A franqueza de um vencido

Por Felipe Novais

“Vaidade das vaidades, diz o Eclesiastes, vaidade das vaidades! Tudo é vaidade.” (Eclesiastes 1, 2.)

É antigo o meu gosto pela leitura. Esta, freqüentemente entrecortada por algum devaneio poético, ou qualquer coisa semelhante, preenchia boas horas do meu dia. Eu tinha mesmo a ambição de tornar-me um grande escritor, como o Dante da “Divina comédia”, o Goethe do “Werther”, o Lorca das “Bodas de sangue”.

Desde criança eu tenho uma mania boba de grandeza. Tudo devia ser solene e majestoso. Não me contentava com menos do que um Beethoven, que escutava repetidamente, numa espécie de hipnose heróica.

Eu também jogava bola na rua, brigava na escola e atirava mamonas nos cabelos das meninas. Mas isso tudo ficava em segundo plano. Eu desde lá já era um anormal.

Enfim, eu planejava uma carreira de intelectual festejado.

Mas o que me vejo fazendo hoje? Crônicas! O gênero mais frívolo e irresponsável da literatura. Talvez nem literatura seja, parece mais um desabafo desordenado, entre texto jornalístico e redação de 4ª série.

Crônicas! Que erudito sério algum dia prestou-se a escrever crônicas? E se o fez, certamente não teve o atrevimento de publicá-las. As minhas então são uma tristeza: falta de assunto, falta de inspiração… o que me leva a buscar em escritores de verdade algo que legitime o meu falatório.
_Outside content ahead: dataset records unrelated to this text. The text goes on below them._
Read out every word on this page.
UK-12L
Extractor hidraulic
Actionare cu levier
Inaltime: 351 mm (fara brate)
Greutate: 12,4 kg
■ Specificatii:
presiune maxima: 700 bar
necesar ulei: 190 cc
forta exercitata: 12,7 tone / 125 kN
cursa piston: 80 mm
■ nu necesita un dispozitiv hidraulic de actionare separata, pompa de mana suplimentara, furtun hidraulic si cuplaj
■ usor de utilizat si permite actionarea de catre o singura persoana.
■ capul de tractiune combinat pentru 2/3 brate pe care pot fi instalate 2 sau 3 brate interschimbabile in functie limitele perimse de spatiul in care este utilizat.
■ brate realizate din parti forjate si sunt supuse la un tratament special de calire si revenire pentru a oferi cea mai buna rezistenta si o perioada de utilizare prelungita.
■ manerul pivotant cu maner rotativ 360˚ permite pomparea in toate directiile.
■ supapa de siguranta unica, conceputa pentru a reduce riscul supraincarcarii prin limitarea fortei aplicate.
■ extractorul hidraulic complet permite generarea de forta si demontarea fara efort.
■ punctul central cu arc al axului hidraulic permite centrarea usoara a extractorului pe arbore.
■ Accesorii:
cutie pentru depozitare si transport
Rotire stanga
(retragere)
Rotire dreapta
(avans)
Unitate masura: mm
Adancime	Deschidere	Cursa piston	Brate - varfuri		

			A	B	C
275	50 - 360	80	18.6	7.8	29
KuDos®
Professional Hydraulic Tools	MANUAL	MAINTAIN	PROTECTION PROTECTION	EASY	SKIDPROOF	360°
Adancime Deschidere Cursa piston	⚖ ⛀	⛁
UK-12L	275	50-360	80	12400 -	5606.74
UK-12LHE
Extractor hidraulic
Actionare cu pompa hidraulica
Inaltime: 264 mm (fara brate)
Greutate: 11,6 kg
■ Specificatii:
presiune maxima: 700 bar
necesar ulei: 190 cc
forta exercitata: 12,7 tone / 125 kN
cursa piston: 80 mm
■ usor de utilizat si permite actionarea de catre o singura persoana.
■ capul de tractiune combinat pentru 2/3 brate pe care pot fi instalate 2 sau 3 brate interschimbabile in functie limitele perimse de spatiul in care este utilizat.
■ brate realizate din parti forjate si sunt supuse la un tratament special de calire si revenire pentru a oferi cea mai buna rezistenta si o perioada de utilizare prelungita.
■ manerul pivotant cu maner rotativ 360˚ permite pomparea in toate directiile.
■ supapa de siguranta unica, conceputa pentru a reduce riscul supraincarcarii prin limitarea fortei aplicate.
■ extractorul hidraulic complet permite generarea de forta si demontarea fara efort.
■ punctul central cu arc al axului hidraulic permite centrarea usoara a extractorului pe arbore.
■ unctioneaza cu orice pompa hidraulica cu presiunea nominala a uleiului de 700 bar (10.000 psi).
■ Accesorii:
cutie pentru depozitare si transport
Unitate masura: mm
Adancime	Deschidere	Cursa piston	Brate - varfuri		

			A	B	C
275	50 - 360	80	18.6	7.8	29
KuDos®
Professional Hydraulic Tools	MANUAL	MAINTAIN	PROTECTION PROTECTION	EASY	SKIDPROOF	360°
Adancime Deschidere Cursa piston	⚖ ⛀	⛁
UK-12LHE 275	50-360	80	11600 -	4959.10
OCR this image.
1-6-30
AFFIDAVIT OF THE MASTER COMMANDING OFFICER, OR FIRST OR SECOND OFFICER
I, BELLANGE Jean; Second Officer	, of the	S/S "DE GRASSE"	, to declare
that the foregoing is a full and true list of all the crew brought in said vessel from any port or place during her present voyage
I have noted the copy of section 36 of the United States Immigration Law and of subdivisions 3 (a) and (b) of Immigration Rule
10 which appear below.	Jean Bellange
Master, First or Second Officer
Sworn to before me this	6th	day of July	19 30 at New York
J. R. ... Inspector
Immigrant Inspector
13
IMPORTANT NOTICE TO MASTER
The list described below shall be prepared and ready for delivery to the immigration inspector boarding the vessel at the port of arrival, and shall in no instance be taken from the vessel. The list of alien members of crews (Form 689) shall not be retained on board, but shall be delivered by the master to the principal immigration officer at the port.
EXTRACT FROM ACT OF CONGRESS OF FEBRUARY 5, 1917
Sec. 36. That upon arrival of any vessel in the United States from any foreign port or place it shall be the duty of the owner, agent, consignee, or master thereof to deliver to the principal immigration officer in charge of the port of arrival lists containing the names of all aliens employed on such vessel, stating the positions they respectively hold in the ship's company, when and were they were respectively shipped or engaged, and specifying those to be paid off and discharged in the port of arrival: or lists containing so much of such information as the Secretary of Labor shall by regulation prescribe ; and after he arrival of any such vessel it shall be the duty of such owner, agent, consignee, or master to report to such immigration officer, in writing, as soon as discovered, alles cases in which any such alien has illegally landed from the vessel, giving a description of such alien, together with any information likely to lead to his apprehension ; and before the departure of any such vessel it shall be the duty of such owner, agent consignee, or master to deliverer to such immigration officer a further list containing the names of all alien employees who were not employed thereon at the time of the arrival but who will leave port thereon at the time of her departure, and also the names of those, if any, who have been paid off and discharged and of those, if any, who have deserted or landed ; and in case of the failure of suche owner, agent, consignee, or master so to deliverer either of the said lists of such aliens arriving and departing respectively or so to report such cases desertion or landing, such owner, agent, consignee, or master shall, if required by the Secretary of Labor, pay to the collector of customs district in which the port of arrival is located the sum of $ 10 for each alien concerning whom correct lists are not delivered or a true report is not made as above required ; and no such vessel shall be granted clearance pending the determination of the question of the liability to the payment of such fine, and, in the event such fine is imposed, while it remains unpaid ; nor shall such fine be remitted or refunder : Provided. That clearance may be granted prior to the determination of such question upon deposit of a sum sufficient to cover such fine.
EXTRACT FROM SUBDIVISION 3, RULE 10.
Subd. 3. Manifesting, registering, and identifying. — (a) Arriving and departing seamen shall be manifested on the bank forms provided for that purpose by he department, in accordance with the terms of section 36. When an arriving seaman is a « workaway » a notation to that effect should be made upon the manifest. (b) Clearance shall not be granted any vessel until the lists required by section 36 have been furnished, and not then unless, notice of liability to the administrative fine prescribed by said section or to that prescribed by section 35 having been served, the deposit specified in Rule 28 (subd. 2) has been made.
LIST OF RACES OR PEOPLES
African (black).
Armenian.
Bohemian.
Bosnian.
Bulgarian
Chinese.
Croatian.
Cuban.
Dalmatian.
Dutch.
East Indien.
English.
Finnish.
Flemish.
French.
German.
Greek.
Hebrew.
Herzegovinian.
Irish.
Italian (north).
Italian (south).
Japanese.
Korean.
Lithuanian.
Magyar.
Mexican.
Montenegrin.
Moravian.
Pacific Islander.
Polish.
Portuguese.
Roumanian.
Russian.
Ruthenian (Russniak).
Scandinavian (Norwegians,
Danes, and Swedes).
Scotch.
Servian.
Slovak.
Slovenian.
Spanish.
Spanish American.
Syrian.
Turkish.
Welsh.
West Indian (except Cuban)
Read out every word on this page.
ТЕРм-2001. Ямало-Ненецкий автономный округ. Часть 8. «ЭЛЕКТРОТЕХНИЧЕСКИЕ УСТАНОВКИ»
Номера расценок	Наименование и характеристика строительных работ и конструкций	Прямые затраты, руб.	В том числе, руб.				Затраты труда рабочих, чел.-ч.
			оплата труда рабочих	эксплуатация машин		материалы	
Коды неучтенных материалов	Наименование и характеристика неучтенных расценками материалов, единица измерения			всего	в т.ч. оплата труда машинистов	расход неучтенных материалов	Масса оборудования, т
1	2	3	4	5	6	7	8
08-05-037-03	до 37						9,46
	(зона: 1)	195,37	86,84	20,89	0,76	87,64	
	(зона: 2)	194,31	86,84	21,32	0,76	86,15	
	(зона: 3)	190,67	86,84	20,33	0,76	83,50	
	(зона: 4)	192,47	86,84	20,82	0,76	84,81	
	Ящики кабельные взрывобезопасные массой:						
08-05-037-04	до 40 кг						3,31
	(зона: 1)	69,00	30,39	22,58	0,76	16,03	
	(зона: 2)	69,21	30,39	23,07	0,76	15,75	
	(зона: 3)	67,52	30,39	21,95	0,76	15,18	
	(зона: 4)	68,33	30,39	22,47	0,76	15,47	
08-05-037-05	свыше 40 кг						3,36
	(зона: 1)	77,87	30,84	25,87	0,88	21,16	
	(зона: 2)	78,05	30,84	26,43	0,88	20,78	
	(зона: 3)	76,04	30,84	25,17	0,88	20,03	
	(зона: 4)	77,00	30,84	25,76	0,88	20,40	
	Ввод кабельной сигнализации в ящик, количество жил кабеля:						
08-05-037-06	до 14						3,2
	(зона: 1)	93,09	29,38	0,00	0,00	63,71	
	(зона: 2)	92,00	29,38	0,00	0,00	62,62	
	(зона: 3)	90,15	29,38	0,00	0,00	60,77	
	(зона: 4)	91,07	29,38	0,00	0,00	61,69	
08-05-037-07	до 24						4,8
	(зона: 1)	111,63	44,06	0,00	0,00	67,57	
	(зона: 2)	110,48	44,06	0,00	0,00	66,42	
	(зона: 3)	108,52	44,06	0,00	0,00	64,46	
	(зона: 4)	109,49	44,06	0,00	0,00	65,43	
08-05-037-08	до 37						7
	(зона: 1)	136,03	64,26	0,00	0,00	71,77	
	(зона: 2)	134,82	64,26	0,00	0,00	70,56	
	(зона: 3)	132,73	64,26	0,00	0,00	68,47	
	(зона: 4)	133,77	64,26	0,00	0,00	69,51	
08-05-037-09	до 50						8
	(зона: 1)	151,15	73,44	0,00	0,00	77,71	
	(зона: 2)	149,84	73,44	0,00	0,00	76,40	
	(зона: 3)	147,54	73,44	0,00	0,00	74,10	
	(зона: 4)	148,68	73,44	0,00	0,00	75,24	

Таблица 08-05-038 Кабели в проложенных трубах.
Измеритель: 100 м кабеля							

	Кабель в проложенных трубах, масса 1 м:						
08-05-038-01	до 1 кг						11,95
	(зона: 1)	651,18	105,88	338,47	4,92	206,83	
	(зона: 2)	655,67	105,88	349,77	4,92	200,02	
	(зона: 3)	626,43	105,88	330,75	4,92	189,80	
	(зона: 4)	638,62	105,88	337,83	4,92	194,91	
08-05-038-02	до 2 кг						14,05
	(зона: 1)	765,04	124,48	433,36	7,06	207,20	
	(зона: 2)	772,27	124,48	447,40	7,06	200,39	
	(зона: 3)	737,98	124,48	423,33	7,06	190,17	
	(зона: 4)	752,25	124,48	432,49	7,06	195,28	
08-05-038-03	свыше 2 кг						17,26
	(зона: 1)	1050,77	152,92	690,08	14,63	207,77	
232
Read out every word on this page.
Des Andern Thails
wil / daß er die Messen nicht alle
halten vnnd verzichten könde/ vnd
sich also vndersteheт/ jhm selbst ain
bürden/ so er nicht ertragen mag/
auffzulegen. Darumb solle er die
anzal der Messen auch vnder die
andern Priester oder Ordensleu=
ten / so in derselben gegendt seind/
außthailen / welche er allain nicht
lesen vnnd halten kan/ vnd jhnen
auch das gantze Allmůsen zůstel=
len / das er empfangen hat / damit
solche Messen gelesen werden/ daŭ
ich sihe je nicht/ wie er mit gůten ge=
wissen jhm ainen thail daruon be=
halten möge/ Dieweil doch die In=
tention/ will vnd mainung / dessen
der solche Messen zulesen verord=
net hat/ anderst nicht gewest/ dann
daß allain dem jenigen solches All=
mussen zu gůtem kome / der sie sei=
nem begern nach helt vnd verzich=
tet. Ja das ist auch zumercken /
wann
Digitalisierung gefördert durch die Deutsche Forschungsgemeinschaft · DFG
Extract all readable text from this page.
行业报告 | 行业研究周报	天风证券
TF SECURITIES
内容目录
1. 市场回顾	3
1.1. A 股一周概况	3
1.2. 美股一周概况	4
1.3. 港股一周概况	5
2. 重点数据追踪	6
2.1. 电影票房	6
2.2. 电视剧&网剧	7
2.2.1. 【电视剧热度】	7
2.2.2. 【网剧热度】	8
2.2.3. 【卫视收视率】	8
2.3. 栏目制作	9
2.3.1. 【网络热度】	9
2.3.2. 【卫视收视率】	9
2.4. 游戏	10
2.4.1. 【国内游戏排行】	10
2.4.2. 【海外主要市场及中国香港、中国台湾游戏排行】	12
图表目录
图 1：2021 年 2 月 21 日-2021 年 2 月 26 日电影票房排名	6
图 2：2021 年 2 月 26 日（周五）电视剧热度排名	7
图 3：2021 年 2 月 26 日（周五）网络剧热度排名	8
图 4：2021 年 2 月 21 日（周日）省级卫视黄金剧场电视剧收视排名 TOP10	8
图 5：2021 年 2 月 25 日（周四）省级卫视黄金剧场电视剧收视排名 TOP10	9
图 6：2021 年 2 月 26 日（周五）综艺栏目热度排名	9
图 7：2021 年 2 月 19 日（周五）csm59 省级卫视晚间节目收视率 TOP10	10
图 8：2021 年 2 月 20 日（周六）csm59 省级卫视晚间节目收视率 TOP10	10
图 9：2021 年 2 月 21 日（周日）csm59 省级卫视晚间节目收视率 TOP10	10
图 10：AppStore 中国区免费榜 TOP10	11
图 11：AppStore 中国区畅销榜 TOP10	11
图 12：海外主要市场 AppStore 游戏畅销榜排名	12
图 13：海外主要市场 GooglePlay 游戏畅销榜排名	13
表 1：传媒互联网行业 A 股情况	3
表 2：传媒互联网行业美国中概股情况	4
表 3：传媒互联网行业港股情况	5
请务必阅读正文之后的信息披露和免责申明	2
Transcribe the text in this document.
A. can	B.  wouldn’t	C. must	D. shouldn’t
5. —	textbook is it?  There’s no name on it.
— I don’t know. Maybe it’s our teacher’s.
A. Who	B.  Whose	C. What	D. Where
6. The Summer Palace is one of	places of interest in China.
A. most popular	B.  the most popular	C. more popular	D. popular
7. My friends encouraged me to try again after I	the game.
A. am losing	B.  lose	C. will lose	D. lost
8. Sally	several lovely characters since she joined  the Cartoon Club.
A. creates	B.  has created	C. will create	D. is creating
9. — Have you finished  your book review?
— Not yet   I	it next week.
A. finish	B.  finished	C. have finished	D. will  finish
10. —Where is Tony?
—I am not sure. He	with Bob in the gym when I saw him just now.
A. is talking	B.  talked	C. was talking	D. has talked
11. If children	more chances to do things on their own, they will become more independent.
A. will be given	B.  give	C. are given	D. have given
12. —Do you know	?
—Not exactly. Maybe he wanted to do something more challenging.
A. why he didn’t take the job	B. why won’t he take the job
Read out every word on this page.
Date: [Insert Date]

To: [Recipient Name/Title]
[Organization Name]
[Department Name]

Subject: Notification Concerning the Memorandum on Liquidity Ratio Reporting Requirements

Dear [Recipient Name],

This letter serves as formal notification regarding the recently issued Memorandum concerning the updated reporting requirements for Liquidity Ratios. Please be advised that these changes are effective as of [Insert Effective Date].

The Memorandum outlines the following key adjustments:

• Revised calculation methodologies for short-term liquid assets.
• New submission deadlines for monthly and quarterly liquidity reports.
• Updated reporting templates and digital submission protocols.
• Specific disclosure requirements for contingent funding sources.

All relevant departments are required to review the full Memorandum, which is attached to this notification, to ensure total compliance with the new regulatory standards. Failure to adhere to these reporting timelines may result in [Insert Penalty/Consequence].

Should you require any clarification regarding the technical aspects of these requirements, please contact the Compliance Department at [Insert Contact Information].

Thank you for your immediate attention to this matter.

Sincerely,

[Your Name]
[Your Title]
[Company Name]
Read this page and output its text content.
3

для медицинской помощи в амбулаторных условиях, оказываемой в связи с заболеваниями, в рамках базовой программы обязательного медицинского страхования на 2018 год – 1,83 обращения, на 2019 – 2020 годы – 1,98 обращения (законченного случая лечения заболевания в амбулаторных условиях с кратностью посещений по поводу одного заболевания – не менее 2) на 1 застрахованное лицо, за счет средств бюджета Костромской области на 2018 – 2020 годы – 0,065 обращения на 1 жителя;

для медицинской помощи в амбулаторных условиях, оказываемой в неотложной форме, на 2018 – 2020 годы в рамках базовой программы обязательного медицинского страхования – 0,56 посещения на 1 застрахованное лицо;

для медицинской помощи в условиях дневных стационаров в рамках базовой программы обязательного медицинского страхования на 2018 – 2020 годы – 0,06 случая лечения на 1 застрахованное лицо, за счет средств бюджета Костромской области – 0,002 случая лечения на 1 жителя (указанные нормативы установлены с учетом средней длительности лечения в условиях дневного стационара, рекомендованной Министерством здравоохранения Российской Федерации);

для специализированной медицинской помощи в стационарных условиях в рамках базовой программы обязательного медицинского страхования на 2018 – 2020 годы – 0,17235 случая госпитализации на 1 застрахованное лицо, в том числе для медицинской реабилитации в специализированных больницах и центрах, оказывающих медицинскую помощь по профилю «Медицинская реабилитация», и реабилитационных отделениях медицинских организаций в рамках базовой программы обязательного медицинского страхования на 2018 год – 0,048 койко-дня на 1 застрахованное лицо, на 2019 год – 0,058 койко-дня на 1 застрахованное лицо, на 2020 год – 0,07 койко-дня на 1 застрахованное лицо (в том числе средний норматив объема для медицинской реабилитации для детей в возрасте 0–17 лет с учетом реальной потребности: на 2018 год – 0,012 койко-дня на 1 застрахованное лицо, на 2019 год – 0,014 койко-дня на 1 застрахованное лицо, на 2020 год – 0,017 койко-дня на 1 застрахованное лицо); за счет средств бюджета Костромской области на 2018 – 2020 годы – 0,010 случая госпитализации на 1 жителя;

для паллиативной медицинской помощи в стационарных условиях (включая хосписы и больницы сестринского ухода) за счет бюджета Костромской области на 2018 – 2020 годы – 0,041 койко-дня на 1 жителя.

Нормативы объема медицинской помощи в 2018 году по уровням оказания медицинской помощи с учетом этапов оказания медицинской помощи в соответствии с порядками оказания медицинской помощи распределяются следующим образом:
Se alguém caiu no meu engodo, peço desculpas. Toda essa demonstração de erudição e cultura (que qualquer macaco de circo pode fazer) nunca passou de expediente funesto para disfarçar a minha falta de conteúdo. Por vaidade.

2 Comentários

  1. Enviado Junho 23, 2008 em 3:46 am | Link Permanente

    Me identifiquei plenamente com esse “esboço” de literatura aqui exposto. Toda vez que crio algo, ou até mesmo penso, tenho as mesmas constatações que aqui colocasses. Lí num tempo atrás, que seres ligados a cultura, seja qual tipo for, possuem esse modo de ser devido as reminiscências trazidas através dos tempos, de outras vidas. Alcançam um patamar não-comum a todos, uma sensibilidade exposta, e durante o sono voltam as esferas ligadas a essas artes, por isso quando retornam se frustram em não conseguir extravasar e expor da mesma maneira o que vivenciaram nessas esferas mais altas.
    Não é por soberba, mas foi a única explicação plausível que encontrei e que aquietou a minha alma. Pois muitas vezes tenho noções de assuntos que ainda não vivi e pareço dominar, assim como a música, as letras, enfim, passo o mesmo calvário que tu cita tão bem aqui. Mas ultimamente tenho encontrado alento nessa crença. Pois venho fazendo um estudo de várias personalidades importantes da humanidade que passaram o mesmo. Tinham o saber e não entendiam de onde, sentiam-se inspirados e frustravam-se, eram incompreendidos. Até por si mesmo.
    Quantos seres comuns como nós, tanto eu quanto tu e todos os demais não conhecemos que sentem o mesmo? Tenho certeza que são muitos. Bom, então são muitos batalhadores por um mundo melhor, ou seja, voltado ao íntimo e as artes.
    To sempre pondo essas questões em andamento no meu blog, passa lá se achar pertinente as minhas idéias.

  2. Ana Carolina
    Enviado Julho 29, 2008 em 3:22 pm | Link Permanente

    A única vez que me atrevi a escrever uma crônica foi por obrigação o colégio ….e ainda tirei um zero bem redondo !!